Milon Das (born 27 February 1991) is an Indian politician from Assam. He is a member of the Assam Legislative Assembly from the Hailakandi Assembly constituency in Hailakandi district representing the Bharatiya Janata Party. He is also the State Vice-President of the Bharatiya Janata Yuva Morcha of Assam.

== Early life ==
Milon Das is from Katlicherra, Hailakandi, Assam. He is the son of Nripendra Das.
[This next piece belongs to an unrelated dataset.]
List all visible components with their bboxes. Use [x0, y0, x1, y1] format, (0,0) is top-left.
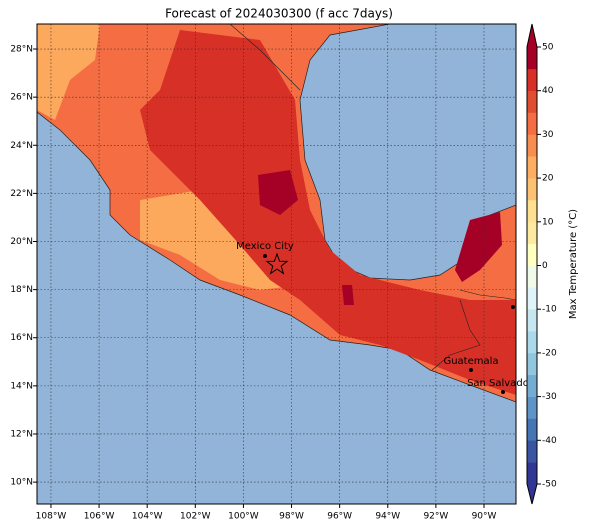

He completed his matriculation from PM SHRI Charlmers Higher Secondary School, Katlicherra, HS & B.Sc in Botany from the Srikishan Sarda College, Hailakandi, M.Sc & Ph.D from Assam University, Silchar.

== Career ==
Das was the President of the Assam University Students Union. He joined Bharatiya Janata Party in 2021 and contested the 2021 Assam Legislative Assembly election but he lost to All India United Democratic Front candidate Zakir Hussain Laskar. In 2026, he won the Hailakandi Assembly constituency representing the Bharatiya Janata Party in the 2026 Assam Legislative Assembly election. He polled 1,19,591 votes and defeated his nearest rival, Rahul Roy of the Indian National Congress, by a margin of 55,817 votes.